One of the most compelling works here is Gerard Segher’s Christ and the Penitents, in which Christ, surrounded by a cast of emotionally fraught figures, reveals the wound on his chest and gestures to the viewer. The painting’s dramatic tension embodies its baroque style. It would be unfairly limiting to call this a “best-of” show, but each woodcut, altarpiece, tapestry and painting is a marvel of its genre and period.
Nearby, Rubens’ 1615 theatrical staging of the biblical story of Lot and His Family Fleeing Sodom conveys a foreboding tone. Lot’s avaricious daughters are dressed in the gorgeously rendered silks and satins for which the artist’s studio was famed, but we know from the gathering storm clouds and the symbolic column behind the patriarch and his wife that tragedy will soon strike.
Lot’s family lacks the legendary fleshiness of Rubens’ women. But voluptuousness is provocatively displayed in in a 21st century reworking of the Dutchman’s portrait of his second wife, Helena Fourment. New York artist Kathleen Gilje has rendered his wife, 34 years his junior, with remarkable faithfulness to the original. She’s fresh from the bath and revealingly draped in fur, but in this rendition, she’s creepily gripped by the hands of an invisible “dirty old man.”

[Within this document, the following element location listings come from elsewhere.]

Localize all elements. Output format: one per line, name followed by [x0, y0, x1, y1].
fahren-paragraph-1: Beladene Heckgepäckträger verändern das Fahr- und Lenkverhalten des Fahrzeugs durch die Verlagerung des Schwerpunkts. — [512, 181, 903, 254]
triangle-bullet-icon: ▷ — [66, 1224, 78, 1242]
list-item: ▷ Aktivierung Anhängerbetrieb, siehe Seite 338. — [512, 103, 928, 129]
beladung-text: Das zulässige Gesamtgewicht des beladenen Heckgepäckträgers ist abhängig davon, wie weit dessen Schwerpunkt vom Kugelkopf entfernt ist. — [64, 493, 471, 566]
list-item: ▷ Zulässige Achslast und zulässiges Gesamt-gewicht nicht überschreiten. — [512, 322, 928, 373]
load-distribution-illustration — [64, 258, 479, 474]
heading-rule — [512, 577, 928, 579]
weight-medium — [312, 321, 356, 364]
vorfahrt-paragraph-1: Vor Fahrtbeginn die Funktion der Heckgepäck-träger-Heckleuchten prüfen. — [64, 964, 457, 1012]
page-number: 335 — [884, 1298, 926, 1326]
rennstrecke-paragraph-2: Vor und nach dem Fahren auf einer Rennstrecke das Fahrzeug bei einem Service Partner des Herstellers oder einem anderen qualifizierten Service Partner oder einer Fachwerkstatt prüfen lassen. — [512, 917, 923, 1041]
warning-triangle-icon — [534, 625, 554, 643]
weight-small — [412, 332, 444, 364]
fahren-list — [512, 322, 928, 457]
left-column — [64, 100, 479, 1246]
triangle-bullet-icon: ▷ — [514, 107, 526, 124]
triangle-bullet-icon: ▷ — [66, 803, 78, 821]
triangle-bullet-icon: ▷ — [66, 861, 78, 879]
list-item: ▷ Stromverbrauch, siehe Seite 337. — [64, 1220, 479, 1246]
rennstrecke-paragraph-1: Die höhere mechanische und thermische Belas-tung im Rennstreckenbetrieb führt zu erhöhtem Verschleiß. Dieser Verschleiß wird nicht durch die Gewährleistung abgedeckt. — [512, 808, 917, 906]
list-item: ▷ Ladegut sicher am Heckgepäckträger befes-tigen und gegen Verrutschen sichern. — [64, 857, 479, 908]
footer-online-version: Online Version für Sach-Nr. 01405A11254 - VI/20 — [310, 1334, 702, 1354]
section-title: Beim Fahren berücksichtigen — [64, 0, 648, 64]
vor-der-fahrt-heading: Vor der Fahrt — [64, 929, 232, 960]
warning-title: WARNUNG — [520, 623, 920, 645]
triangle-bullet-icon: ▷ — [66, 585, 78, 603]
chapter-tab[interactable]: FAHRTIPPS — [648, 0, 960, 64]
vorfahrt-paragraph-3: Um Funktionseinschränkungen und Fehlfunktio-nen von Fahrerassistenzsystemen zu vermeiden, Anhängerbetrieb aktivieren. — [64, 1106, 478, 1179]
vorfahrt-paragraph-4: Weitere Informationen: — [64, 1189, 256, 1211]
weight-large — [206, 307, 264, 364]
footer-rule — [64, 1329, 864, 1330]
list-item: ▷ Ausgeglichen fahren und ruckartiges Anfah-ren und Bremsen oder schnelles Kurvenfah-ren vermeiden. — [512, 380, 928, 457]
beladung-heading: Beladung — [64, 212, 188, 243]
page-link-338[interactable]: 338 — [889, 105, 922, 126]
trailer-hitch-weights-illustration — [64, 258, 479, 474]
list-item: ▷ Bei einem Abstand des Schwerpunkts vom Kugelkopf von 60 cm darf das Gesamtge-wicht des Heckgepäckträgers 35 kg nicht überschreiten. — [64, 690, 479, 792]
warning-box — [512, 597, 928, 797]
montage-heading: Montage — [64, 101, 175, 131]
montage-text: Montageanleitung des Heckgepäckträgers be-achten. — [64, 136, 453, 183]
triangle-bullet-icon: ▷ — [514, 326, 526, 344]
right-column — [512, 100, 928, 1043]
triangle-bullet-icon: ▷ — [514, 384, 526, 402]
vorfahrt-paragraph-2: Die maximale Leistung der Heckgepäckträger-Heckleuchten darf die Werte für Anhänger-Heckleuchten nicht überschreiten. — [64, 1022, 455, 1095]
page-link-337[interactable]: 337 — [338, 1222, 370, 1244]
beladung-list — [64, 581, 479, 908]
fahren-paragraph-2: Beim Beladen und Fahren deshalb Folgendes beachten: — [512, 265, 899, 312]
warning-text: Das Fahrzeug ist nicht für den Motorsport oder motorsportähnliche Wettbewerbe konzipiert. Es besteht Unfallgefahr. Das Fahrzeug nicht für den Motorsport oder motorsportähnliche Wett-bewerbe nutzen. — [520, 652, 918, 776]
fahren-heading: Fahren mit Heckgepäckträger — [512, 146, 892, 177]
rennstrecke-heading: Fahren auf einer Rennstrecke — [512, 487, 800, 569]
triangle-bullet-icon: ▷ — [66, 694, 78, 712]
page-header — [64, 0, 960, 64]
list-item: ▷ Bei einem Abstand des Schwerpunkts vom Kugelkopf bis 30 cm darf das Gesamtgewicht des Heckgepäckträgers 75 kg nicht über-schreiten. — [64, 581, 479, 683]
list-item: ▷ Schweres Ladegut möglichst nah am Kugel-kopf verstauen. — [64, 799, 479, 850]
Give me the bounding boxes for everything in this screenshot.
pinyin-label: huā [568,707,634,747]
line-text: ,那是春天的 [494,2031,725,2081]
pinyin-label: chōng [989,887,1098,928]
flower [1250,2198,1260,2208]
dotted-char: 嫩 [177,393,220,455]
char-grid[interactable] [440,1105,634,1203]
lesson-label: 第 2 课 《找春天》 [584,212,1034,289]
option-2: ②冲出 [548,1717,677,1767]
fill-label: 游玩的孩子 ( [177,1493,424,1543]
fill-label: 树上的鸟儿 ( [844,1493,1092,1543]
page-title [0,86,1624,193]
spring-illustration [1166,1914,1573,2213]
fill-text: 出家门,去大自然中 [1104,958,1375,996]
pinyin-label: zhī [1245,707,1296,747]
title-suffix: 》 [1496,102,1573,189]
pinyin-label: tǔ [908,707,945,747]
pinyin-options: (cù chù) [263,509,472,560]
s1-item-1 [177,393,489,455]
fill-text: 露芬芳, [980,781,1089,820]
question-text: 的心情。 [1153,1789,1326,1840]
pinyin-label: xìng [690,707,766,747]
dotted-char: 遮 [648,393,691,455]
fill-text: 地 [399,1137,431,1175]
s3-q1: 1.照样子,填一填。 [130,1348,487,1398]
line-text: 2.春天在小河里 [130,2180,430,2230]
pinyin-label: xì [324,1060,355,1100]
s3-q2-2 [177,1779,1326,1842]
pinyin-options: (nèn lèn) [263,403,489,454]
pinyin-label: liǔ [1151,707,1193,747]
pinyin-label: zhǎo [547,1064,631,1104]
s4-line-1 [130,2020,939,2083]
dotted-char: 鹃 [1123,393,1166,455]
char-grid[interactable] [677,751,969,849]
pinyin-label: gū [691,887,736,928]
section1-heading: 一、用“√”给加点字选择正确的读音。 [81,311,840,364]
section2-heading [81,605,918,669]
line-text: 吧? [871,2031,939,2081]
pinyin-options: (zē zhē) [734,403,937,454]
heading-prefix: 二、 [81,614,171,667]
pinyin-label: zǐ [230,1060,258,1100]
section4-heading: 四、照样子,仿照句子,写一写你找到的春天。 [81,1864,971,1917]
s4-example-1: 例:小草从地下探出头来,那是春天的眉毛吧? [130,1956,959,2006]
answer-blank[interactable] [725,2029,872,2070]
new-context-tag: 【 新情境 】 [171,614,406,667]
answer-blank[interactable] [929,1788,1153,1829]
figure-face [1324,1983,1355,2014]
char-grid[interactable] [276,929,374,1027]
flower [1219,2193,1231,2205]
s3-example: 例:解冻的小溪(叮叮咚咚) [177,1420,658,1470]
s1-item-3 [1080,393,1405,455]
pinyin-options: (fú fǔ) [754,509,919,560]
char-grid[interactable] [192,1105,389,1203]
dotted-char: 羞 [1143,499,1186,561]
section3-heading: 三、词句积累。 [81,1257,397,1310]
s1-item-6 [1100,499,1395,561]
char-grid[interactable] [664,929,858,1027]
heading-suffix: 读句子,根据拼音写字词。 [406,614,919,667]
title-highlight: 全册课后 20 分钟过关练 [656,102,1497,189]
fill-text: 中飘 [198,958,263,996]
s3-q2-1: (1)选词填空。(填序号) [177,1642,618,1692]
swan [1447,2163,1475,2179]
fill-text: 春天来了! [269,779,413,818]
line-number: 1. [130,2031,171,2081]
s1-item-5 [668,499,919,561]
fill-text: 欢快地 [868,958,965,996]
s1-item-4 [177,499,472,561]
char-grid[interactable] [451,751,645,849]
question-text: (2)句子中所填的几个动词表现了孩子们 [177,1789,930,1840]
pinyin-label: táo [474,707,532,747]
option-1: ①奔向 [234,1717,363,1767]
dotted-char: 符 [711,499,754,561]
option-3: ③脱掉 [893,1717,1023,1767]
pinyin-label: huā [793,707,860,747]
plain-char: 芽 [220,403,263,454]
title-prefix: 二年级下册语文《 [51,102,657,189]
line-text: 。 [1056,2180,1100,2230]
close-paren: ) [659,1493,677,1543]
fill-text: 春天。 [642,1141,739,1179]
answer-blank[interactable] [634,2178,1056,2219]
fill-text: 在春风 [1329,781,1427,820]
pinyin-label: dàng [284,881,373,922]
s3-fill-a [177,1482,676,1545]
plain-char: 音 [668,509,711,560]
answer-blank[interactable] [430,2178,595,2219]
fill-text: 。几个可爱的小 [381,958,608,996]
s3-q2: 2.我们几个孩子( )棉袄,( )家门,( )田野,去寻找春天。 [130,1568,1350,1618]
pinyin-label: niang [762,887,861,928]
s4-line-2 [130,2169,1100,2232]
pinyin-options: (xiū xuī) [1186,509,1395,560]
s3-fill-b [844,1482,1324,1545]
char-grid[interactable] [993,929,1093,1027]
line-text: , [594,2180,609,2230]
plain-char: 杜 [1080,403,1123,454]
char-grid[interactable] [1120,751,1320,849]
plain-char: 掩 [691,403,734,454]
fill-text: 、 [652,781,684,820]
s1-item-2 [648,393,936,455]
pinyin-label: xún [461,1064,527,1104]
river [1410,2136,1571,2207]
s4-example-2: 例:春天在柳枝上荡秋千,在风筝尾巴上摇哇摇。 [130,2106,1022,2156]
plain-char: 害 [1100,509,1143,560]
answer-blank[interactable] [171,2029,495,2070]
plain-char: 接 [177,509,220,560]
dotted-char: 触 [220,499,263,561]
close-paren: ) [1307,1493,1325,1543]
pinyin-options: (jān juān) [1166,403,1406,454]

Albrecht Dürer’s Sampson Fighting the Lion from 1497-98 reveals the artist’s transition from Gothic to Renaissance style in illustrating this biblical story. Even viewers unfamiliar with the religious iconography will admire the dizzyingly complex linework Dürer achieved to create perspective, with convincing stops in fur, flesh, foliage, stone, water and clouds.
Recalling a conversation with retired University of Miami president Donna Shalala, Deupi said, “Her very simple mandate to me when I came in was to put the Lowe back on the map.” The museum’s current offerings, skillfully juxtaposing “canonical” with contemporary work, are doing just that.